I tend to like to stay safe. In my younger years I was a downhill skier but I always preferred to go across the hill rather than race straight down. I am just not a risk taker. There is not a type T bone in my body.
As many of you know I recently went to Liberia to attend their Annual Conference. And in keeping with my character, I worked very hard at staying safe. I took several bottles of hand sanitizer and used the stuff at least 20 times a day. I carefully placed my water bottle beside the sink and held it in my hand while I brushed my teeth, lest I accidently run my brush under the water and ingest the local hydro-toxins. I had several meals of plain white rice so that I could be assured I was not eating something that might make me sick. I wanted to stay as safe as possible and minimize the chances of getting ill.
At the opening worship service of the Conference we sang and watched as the choirs processed in. We listened to an excellent sermon and prayed together offering our hearts to God. Then I noticed we were going to share in the Sacrament of the Lord’s Supper. I thought about the bread and the juice and where the water had come from to make them and I said to those around me as the elements began to be distributed. “Is it safe?”
The irony of the question hit me almost immediately. And the question has stayed with me for the two weeks now since I asked it. It is a much deeper question than the biological composition of the bread and juice. For the deeper question for me revolves around the whole reality of my faith. Is my faith safe? Do I stay in the places of least resistance, shrink in the face of challenge, run for cover when God invites me to step out of a particular boat and walk to Jesus on the water? I am afraid that for me the answer much too often is yes. But a safe faith, a faith without risk, a faith that glides by day after day along the simple and easy road is not really much of a faith at all.
The question has stayed with me and I’m hoping that it continues to stay with me for some time to come.

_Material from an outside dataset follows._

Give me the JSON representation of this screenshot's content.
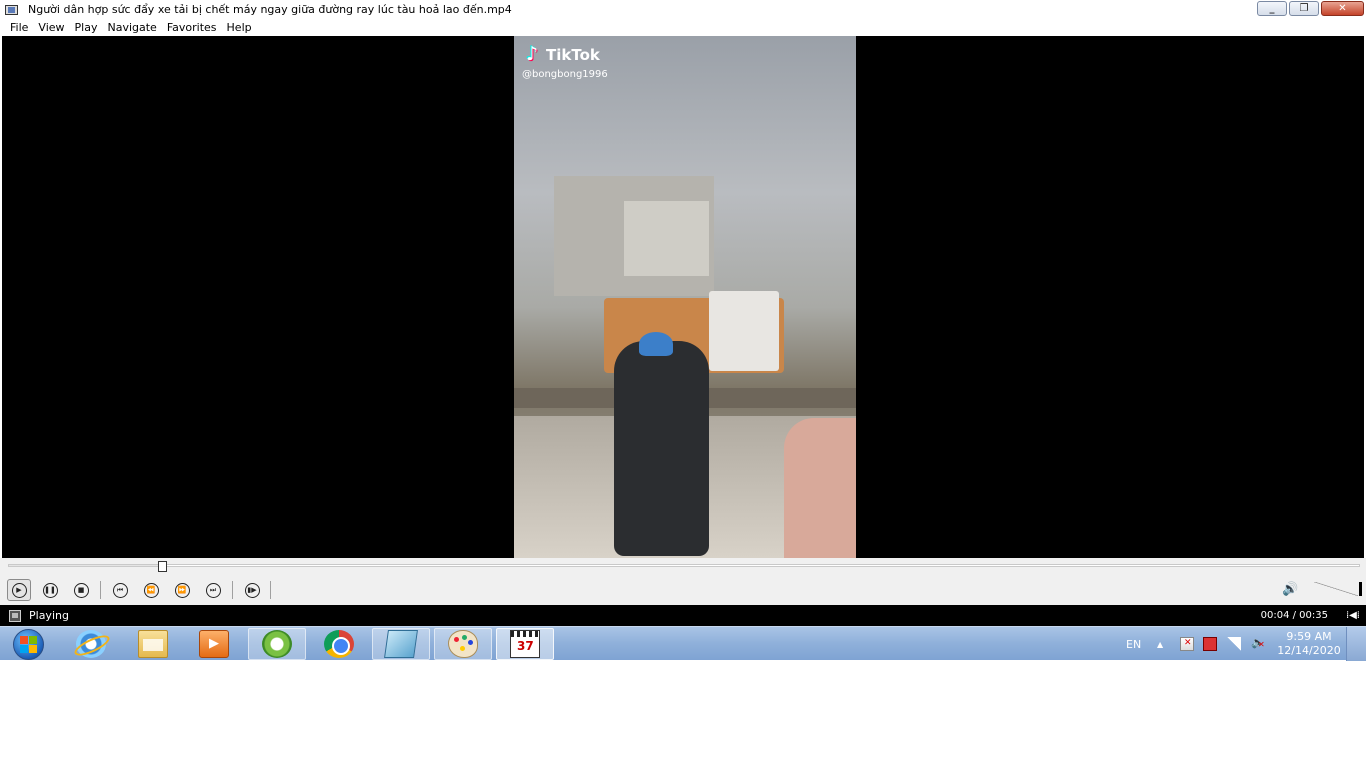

Because what I really want, what I believe we all need is a faith that is not safe at all. A faith that rides the wave of God’s Spirit into places and situations that calls us to constantly trust in God and go where God leads. A faith that lives the adventure faith is really designed to be.
I will probably always ski across the hill, I’m just not ever going to be a racer. But I pray I continue more and more to be a person of risky faith. For I’m convinced that’s where real life in Christ is found.
P.S. I never did get sick in Liberia!